Review: Peanut Butter Wolf presents “Stones Throw Ten Years”

Peanut Butter Wolf presents
Stones Throw Ten Years
Stones Throw

Rating: ★★★★½ 

Since 1996, Chris Manak, aka Peanut Butter Wolf has proven himself to be left-coast indie hip-hop’s answer to Ahmet Ertegun. His label is instrumental in launching the careers of a disproportionate number of the last decade’s new masters.

Formerly available exclusively at Guitar Center, Stones Throw Ten Years is a two-CD, 25 track retrospective that’s true to the label’s “don’t call it hipster-hop” tradition, offering the indoctrinated an Easter egg hunt for dopeness. The dense collection is galvanized by contributions from alias-happy producer/MC Madlib (also known as alter-ego Quasimoto, part of Lootpack and one-half of Jaylib and Madvillain), MF Doom and the late J-Dilla; and covers the work of lesser-known artists such as producer Oh No, former Jurassic 5 turntablist turned solo act Cut Chemist, indie soul Aloe Blacc and über-abstract MC/Producer Edan (who reworks Mr. Magic’s “Coast To Coast”). PBW steers clear of the overly self-referential, and only includes his work twice, most memorably on “My World Premiere,” recorded with slain partner Charizma.
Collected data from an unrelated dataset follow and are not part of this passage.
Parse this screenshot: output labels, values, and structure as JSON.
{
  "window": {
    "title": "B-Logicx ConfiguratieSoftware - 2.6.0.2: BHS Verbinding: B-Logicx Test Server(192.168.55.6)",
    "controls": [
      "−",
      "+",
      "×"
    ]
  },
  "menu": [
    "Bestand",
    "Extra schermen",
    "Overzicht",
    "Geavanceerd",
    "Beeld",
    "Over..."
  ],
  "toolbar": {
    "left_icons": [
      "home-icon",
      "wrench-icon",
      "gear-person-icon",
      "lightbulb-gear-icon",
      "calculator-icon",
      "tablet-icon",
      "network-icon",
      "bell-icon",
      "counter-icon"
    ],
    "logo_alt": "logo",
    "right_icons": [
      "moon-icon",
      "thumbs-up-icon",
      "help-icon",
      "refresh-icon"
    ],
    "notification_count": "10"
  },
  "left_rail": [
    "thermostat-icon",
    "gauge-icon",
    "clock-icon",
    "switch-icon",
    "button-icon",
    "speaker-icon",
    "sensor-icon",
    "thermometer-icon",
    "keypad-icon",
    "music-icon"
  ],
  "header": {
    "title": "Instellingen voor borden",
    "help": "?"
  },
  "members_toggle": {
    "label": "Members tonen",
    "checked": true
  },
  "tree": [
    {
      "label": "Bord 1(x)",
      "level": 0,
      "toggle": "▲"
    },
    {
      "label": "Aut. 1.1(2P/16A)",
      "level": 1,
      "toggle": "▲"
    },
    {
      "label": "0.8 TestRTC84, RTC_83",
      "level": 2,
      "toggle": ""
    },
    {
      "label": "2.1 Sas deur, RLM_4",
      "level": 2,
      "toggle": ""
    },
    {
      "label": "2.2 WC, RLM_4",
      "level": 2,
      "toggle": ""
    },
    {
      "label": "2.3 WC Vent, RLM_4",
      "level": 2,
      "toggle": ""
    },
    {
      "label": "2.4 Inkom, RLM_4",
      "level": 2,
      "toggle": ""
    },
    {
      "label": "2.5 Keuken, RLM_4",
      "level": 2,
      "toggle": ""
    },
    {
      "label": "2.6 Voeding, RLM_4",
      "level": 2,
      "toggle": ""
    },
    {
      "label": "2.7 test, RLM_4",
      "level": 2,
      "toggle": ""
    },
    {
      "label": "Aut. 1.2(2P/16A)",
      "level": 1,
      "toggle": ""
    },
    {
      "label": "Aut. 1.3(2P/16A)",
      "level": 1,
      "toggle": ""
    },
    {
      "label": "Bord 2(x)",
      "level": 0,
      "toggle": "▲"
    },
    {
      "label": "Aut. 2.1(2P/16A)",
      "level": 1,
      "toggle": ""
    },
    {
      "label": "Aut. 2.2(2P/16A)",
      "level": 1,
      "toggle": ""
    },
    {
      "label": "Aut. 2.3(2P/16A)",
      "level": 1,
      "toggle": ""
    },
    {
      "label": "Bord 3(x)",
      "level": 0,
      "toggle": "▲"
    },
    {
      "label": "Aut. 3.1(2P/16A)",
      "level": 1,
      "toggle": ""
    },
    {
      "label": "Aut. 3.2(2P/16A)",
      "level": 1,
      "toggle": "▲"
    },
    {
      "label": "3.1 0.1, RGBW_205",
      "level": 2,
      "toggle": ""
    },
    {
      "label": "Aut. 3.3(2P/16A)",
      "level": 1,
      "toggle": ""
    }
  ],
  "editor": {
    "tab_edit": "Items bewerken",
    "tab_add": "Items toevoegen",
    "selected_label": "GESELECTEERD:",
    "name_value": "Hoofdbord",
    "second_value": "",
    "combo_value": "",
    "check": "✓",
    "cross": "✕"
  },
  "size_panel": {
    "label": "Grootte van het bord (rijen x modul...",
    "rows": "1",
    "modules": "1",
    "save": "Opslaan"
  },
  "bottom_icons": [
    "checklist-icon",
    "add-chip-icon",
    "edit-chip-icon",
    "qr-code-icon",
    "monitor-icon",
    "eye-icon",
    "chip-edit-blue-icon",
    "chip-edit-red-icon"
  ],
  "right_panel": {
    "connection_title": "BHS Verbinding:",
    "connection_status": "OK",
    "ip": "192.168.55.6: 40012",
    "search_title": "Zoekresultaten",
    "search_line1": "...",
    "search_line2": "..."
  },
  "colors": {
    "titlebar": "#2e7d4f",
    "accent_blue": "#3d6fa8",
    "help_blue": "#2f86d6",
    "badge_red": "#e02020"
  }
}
Although the CD release of formerly wax-only tracks such as Madlib’s self-remix of “Figaro” (from the Madvillain project) might prove noisome to the hardcore vinyl snob, their inclusion further averts dismissal of Stones Throw Ten Years as a mere “best of.” The two discs could have thrown the listener a little more of the early-days Charizma & PBW and more generous with selections from Stones Throw’s ballsy funk & experimental releases. (Nothing from Breakestra? Ouch.) Regardless, the album is a more than adequate primer on the Stones Throw legacy and bodes well for the next ten years.